Financial assistance to SMSF members or their relatives is not limited to providing cash from the fund, but can include transferring ownership of any asset without payment, yet these situations can be rectified by applying stiff loan terms to make good the repayments.
Cooper Partners Financial Services director Jemma Sanderson said financial assistance was a breach of section 65 of the Superannuation Industry (Supervision) (SIS) Act and often led to other breaches as well from the same set of actions.
“Financial assistance, where money is loaned out of the fund to members or relatives of members, is a direct breach and it would be the first breach because it would also be classified as an in-house asset breach, since it’s a loan to or an investment in a related party,” Sanderson said during a recent presentation hosted by The Auditors Institute.
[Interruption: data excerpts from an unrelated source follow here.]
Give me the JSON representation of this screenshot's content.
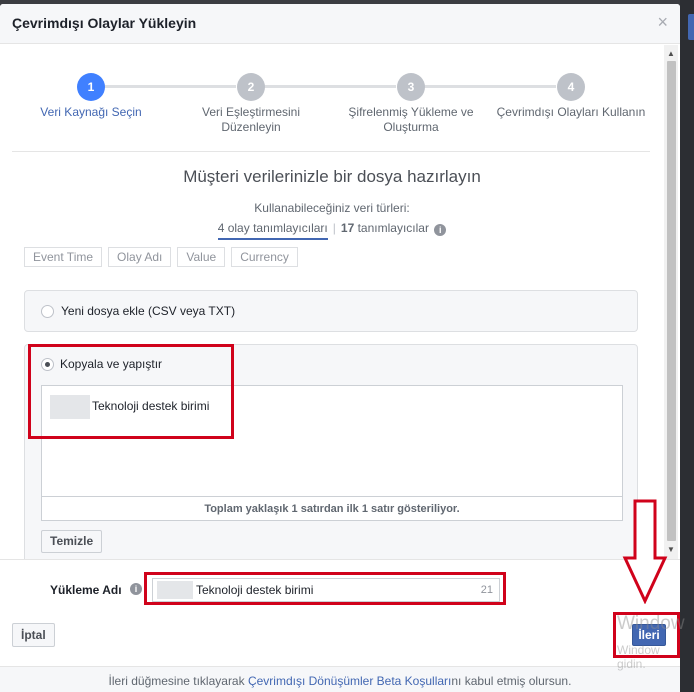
{
  "dialog": {
    "title": "Çevrimdışı Olaylar Yükleyin",
    "close_icon": "close-icon"
  },
  "steps": [
    {
      "number": "1",
      "label_line1": "Veri Kaynağı Seçin",
      "label_line2": "",
      "active": true
    },
    {
      "number": "2",
      "label_line1": "Veri Eşleştirmesini",
      "label_line2": "Düzenleyin",
      "active": false
    },
    {
      "number": "3",
      "label_line1": "Şifrelenmiş Yükleme ve",
      "label_line2": "Oluşturma",
      "active": false
    },
    {
      "number": "4",
      "label_line1": "Çevrimdışı Olayları Kullanın",
      "label_line2": "",
      "active": false
    }
  ],
  "main": {
    "section_title": "Müşteri verilerinizle bir dosya hazırlayın",
    "data_types_label": "Kullanabileceğiniz veri türleri:",
    "tab_event_count": "4",
    "tab_event_text": "olay tanımlayıcıları",
    "tab_id_count": "17",
    "tab_id_text": "tanımlayıcılar",
    "info_icon": "info-icon",
    "chips": [
      "Event Time",
      "Olay Adı",
      "Value",
      "Currency"
    ]
  },
  "options": {
    "new_file_label": "Yeni dosya ekle (CSV veya TXT)",
    "paste_label": "Kopyala ve yapıştır",
    "paste_content": "Teknoloji destek birimi",
    "paste_footer": "Toplam yaklaşık 1 satırdan ilk 1 satır gösteriliyor.",
    "clear_label": "Temizle"
  },
  "upload": {
    "label": "Yükleme Adı",
    "value": "Teknoloji destek birimi",
    "count": "21"
  },
  "actions": {
    "cancel_label": "İptal",
    "next_label": "İleri"
  },
  "footer": {
    "text_before": "İleri düğmesine tıklayarak ",
    "link_text": "Çevrimdışı Dönüşümler Beta Koşulları",
    "text_after": "nı kabul etmiş olursun."
  },
  "watermark": {
    "line1": "Window",
    "line2": "Window",
    "line3": "gidin."
  },
  "colors": {
    "accent": "#4267b2",
    "step_active": "#4080ff",
    "annotation_red": "#d0021b"
  }
}
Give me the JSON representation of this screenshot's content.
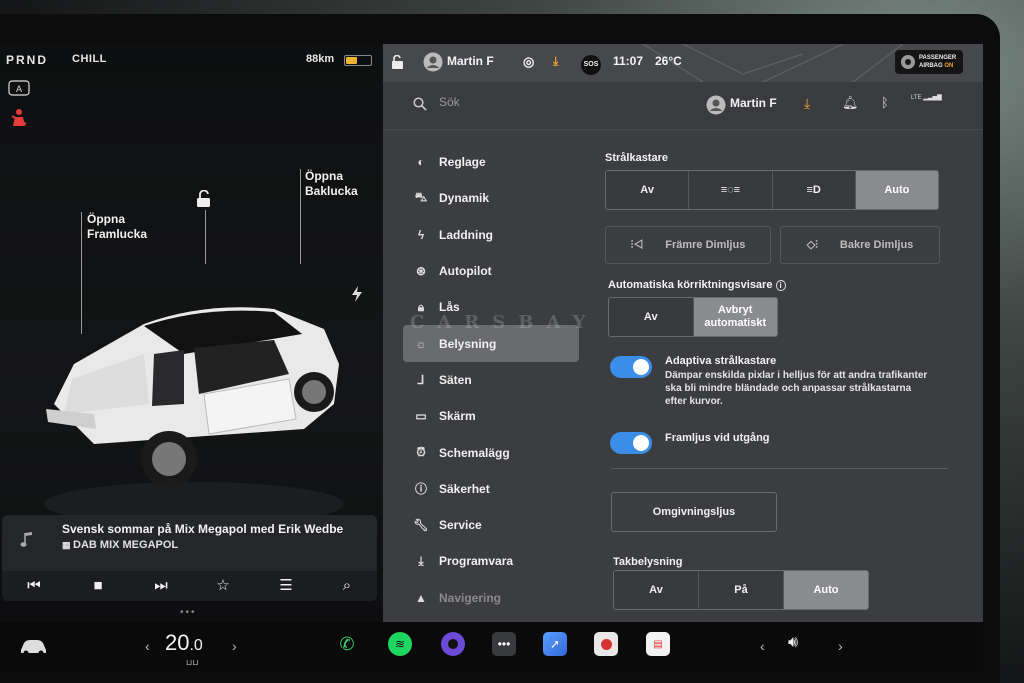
{
  "drive": {
    "gears": "PRND",
    "mode": "CHILL",
    "range": "88km",
    "battery_level": 0.45
  },
  "car_panel": {
    "door_front": [
      "Öppna",
      "Framlucka"
    ],
    "door_rear": [
      "Öppna",
      "Baklucka"
    ]
  },
  "media": {
    "title": "Svensk sommar på Mix Megapol med Erik Wedbe",
    "station": "DAB MIX MEGAPOL"
  },
  "status_bar": {
    "user": "Martin F",
    "time": "11:07",
    "outside_temp": "26°C",
    "sos": "SOS",
    "airbag_line1": "PASSENGER",
    "airbag_line2": "AIRBAG",
    "airbag_state": "ON"
  },
  "search": {
    "placeholder": "Sök",
    "user": "Martin F",
    "lte": "LTE"
  },
  "nav": {
    "items": [
      {
        "label": "Reglage",
        "icon": "toggle-icon"
      },
      {
        "label": "Dynamik",
        "icon": "car-icon"
      },
      {
        "label": "Laddning",
        "icon": "bolt-icon"
      },
      {
        "label": "Autopilot",
        "icon": "steering-wheel-icon"
      },
      {
        "label": "Lås",
        "icon": "lock-icon"
      },
      {
        "label": "Belysning",
        "icon": "light-bulb-icon"
      },
      {
        "label": "Säten",
        "icon": "seat-icon"
      },
      {
        "label": "Skärm",
        "icon": "display-icon"
      },
      {
        "label": "Schemalägg",
        "icon": "alarm-clock-icon"
      },
      {
        "label": "Säkerhet",
        "icon": "info-icon"
      },
      {
        "label": "Service",
        "icon": "wrench-icon"
      },
      {
        "label": "Programvara",
        "icon": "download-icon"
      },
      {
        "label": "Navigering",
        "icon": "navigation-icon"
      }
    ],
    "active_index": 5
  },
  "headlights": {
    "title": "Strålkastare",
    "options": [
      "Av",
      "",
      "",
      "Auto"
    ],
    "selected": "Auto"
  },
  "fog": {
    "front": "Främre Dimljus",
    "rear": "Bakre Dimljus"
  },
  "auto_indicators": {
    "title": "Automatiska körriktningsvisare",
    "options": [
      "Av",
      "Avbryt automatiskt"
    ],
    "selected": "Avbryt automatiskt"
  },
  "adaptive": {
    "title": "Adaptiva strålkastare",
    "desc": "Dämpar enskilda pixlar i helljus för att andra trafikanter ska bli mindre bländade och anpassar strålkastarna efter kurvor.",
    "enabled": true
  },
  "exit_lights": {
    "title": "Framljus vid utgång",
    "enabled": true
  },
  "ambient": {
    "label": "Omgivningsljus"
  },
  "ceiling": {
    "title": "Takbelysning",
    "options": [
      "Av",
      "På",
      "Auto"
    ],
    "selected": "Auto"
  },
  "dock": {
    "temp_whole": "20",
    "temp_decimal": ".0"
  },
  "watermark": "CARSBAY",
  "colors": {
    "accent_toggle": "#3a8ee8",
    "download_orange": "#f2a332",
    "battery_yellow": "#f2b233"
  }
}
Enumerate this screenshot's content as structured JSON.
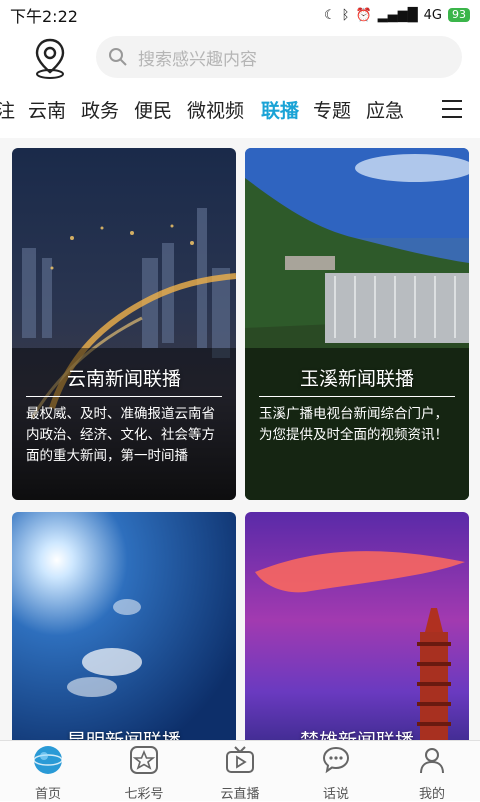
{
  "status_bar": {
    "time": "下午2:22",
    "network": "4G",
    "battery": "93"
  },
  "header": {
    "search_placeholder": "搜索感兴趣内容"
  },
  "tabs": [
    {
      "label": "注"
    },
    {
      "label": "云南"
    },
    {
      "label": "政务"
    },
    {
      "label": "便民"
    },
    {
      "label": "微视频"
    },
    {
      "label": "联播",
      "active": true
    },
    {
      "label": "专题"
    },
    {
      "label": "应急"
    }
  ],
  "cards": [
    {
      "title": "云南新闻联播",
      "desc": "最权威、及时、准确报道云南省内政治、经济、文化、社会等方面的重大新闻，第一时间播"
    },
    {
      "title": "玉溪新闻联播",
      "desc": "玉溪广播电视台新闻综合门户，为您提供及时全面的视频资讯！"
    },
    {
      "title": "昆明新闻联播",
      "desc": ""
    },
    {
      "title": "楚雄新闻联播",
      "desc": ""
    }
  ],
  "bottom_nav": [
    {
      "label": "首页",
      "active": true
    },
    {
      "label": "七彩号"
    },
    {
      "label": "云直播"
    },
    {
      "label": "话说"
    },
    {
      "label": "我的"
    }
  ],
  "colors": {
    "accent": "#1aa3d6"
  }
}
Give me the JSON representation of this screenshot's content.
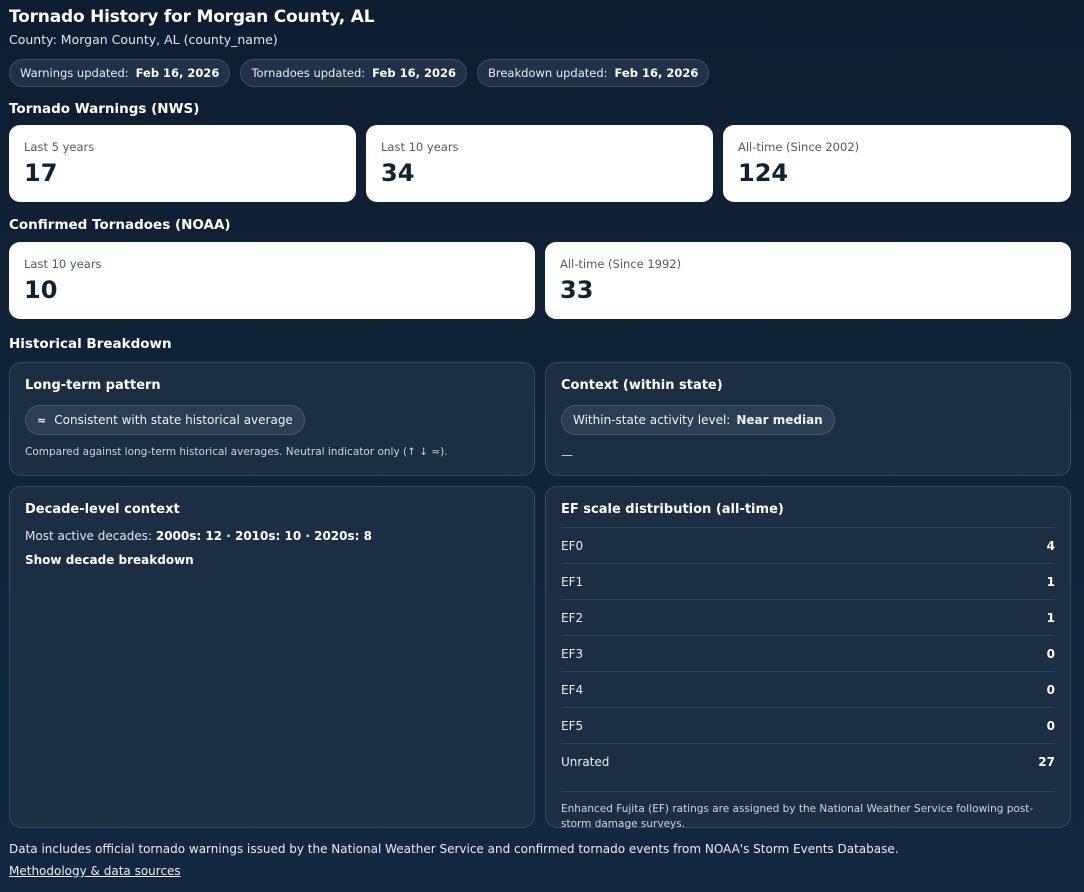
{
  "header": {
    "title": "Tornado History for Morgan County, AL",
    "subtitle": "County: Morgan County, AL (county_name)"
  },
  "badges": [
    {
      "label": "Warnings updated:",
      "value": "Feb 16, 2026"
    },
    {
      "label": "Tornadoes updated:",
      "value": "Feb 16, 2026"
    },
    {
      "label": "Breakdown updated:",
      "value": "Feb 16, 2026"
    }
  ],
  "warnings": {
    "heading": "Tornado Warnings (NWS)",
    "cards": [
      {
        "label": "Last 5 years",
        "value": "17"
      },
      {
        "label": "Last 10 years",
        "value": "34"
      },
      {
        "label": "All-time (Since 2002)",
        "value": "124"
      }
    ]
  },
  "confirmed": {
    "heading": "Confirmed Tornadoes (NOAA)",
    "cards": [
      {
        "label": "Last 10 years",
        "value": "10"
      },
      {
        "label": "All-time (Since 1992)",
        "value": "33"
      }
    ]
  },
  "breakdown": {
    "heading": "Historical Breakdown",
    "long_term": {
      "title": "Long-term pattern",
      "pill_icon": "≈",
      "pill_text": "Consistent with state historical average",
      "note": "Compared against long-term historical averages. Neutral indicator only (↑ ↓ ≈)."
    },
    "context": {
      "title": "Context (within state)",
      "pill_label": "Within-state activity level:",
      "pill_value": "Near median",
      "dash": "—"
    },
    "decade": {
      "title": "Decade-level context",
      "prefix": "Most active decades:",
      "value": "2000s: 12 · 2010s: 10 · 2020s: 8",
      "link": "Show decade breakdown"
    },
    "ef": {
      "title": "EF scale distribution (all-time)",
      "rows": [
        {
          "label": "EF0",
          "value": "4"
        },
        {
          "label": "EF1",
          "value": "1"
        },
        {
          "label": "EF2",
          "value": "1"
        },
        {
          "label": "EF3",
          "value": "0"
        },
        {
          "label": "EF4",
          "value": "0"
        },
        {
          "label": "EF5",
          "value": "0"
        },
        {
          "label": "Unrated",
          "value": "27"
        }
      ],
      "note": "Enhanced Fujita (EF) ratings are assigned by the National Weather Service following post-storm damage surveys."
    }
  },
  "footer": {
    "text": "Data includes official tornado warnings issued by the National Weather Service and confirmed tornado events from NOAA's Storm Events Database.",
    "link": "Methodology & data sources"
  }
}
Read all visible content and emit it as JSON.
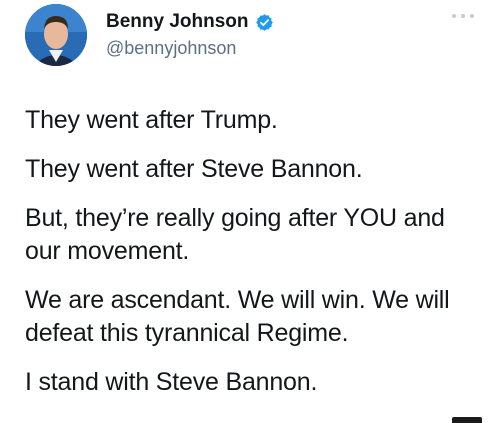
{
  "author": {
    "display_name": "Benny Johnson",
    "handle": "@bennyjohnson",
    "verified": true
  },
  "tweet": {
    "paragraphs": [
      "They went after Trump.",
      "They went after Steve Bannon.",
      "But, they’re really going after YOU and our movement.",
      "We are ascendant. We will win. We will defeat this tyrannical Regime.",
      "I stand with Steve Bannon."
    ]
  },
  "icons": {
    "avatar": "profile-photo",
    "verified": "verified-badge-icon",
    "more": "more-options-icon"
  },
  "colors": {
    "verified_blue": "#1d9bf0",
    "handle_gray": "#5b7083",
    "text": "#14171a"
  }
}
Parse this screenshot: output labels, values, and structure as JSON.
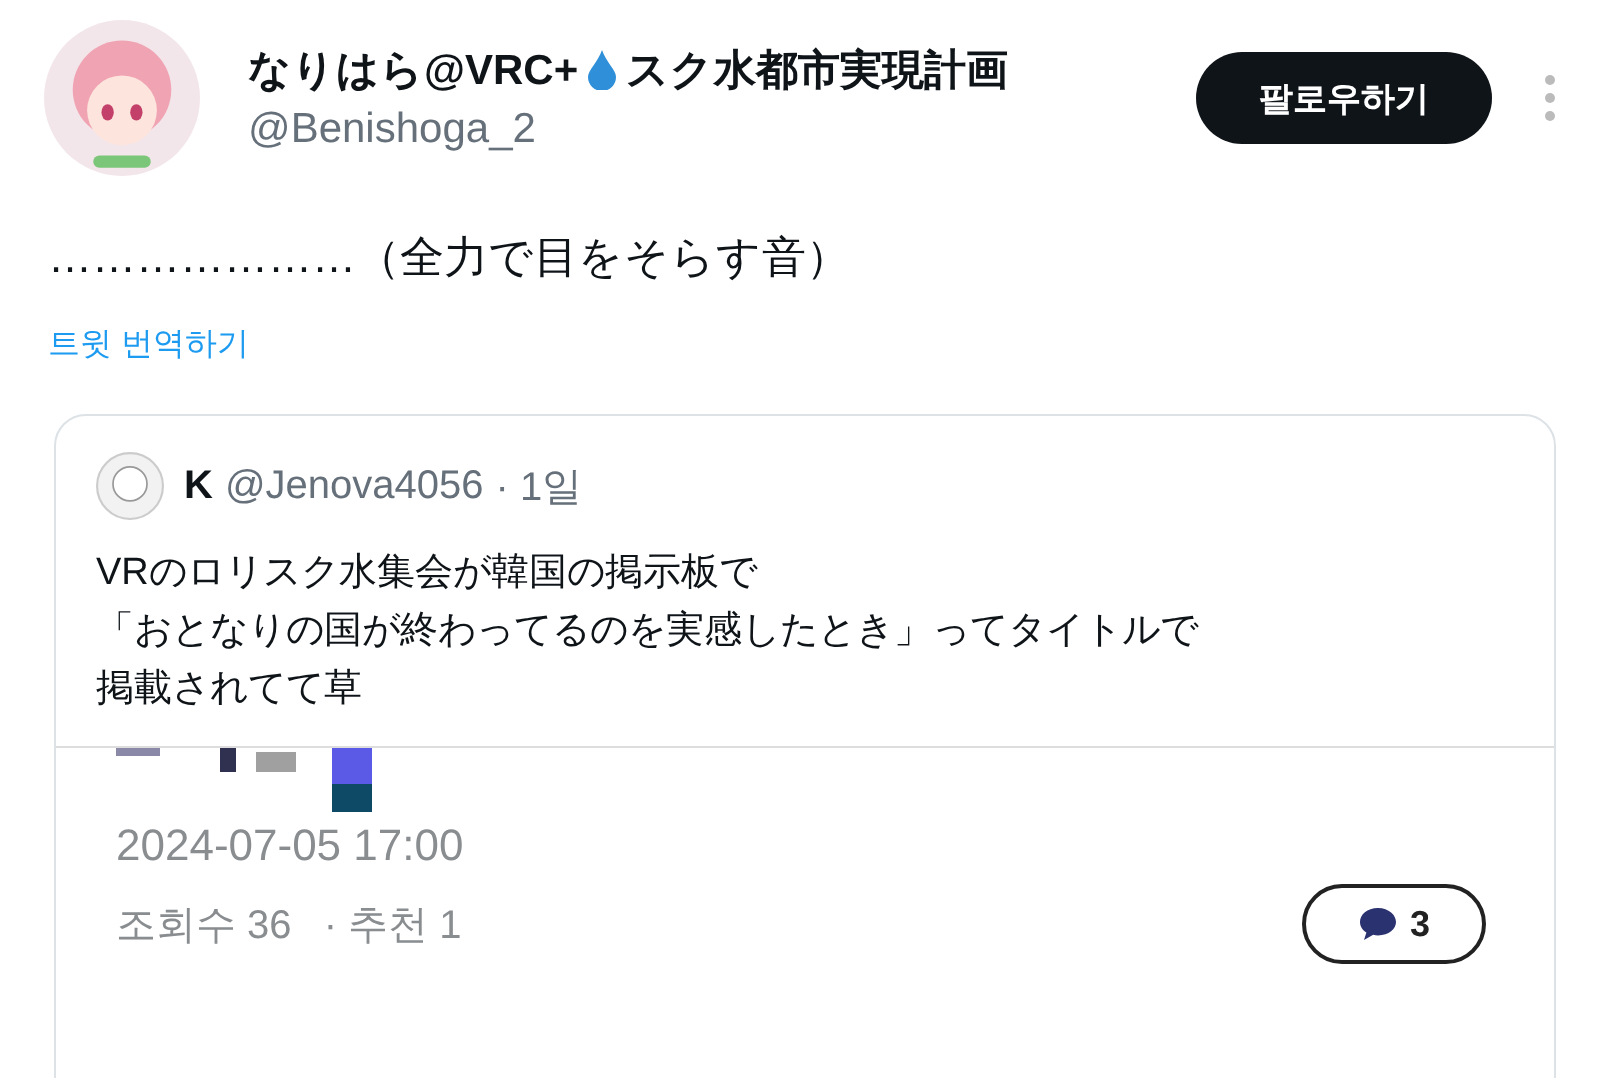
{
  "author": {
    "name_before_icon": "なりはら@VRC+",
    "name_after_icon": "スク水都市実現計画",
    "handle": "@Benishoga_2"
  },
  "follow_button": "팔로우하기",
  "tweet_text": "…………………（全力で目をそらす音）",
  "translate_link": "트윗 번역하기",
  "quoted_tweet": {
    "name": "K",
    "handle": "@Jenova4056",
    "time": "· 1일",
    "lines": [
      "VRのロリスク水集会が韓国の掲示板で",
      "「おとなりの国が終わってるのを実感したとき」ってタイトルで",
      "掲載されてて草"
    ],
    "embedded_screenshot": {
      "date": "2024-07-05 17:00",
      "views": "조회수 36",
      "recommends": "· 추천 1",
      "comments": "3"
    }
  }
}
“Financial assistance to members could also include the payment out of an asset or the transfer of shares from the super fund to the member personally where they haven’t paid for them.
“Those are interactions with a related party and are actually in-specie transfers and it can even take place with property.
“I have seen where members have a residential property in the fund they are leasing to their children, and when noting it’s a breach of the in-house assets test, they dispose of it and the property gets transferred out of the fund to the member.”
She said given these breaches of section 65 are viewed as informal loans, the best way to rectify them is to recognise the loans and charge the appropriate level of interest on those assets.
“The rate of interest you apply [as an advice practitioner] is to make a professional judgment call. Often we use the practical compliance guideline rate, which is 8.85 per cent at the moment, sometimes it’s the Division 7A rate, or perhaps an external rate, as long as it’s a reasonable rate to use,” she said.
“Generally, the consideration is that since the SMSF hasn’t got a formal loan agreement in place, or it has not taken security over the relevant assets, we will be talking about a higher rate.
“If we treat it as a loan, charge interest on it and have the related party pay back the loan in cash with interest charged, despite the fact there are breaches in various areas, from our discussions with the ATO, then we generally see no further outcome.
“The preference with all of these is that any of those rectifications occur before the fund gets audited so the auditor can see there has been a breach, but will state in the auditor contravention report they have since been rectified.”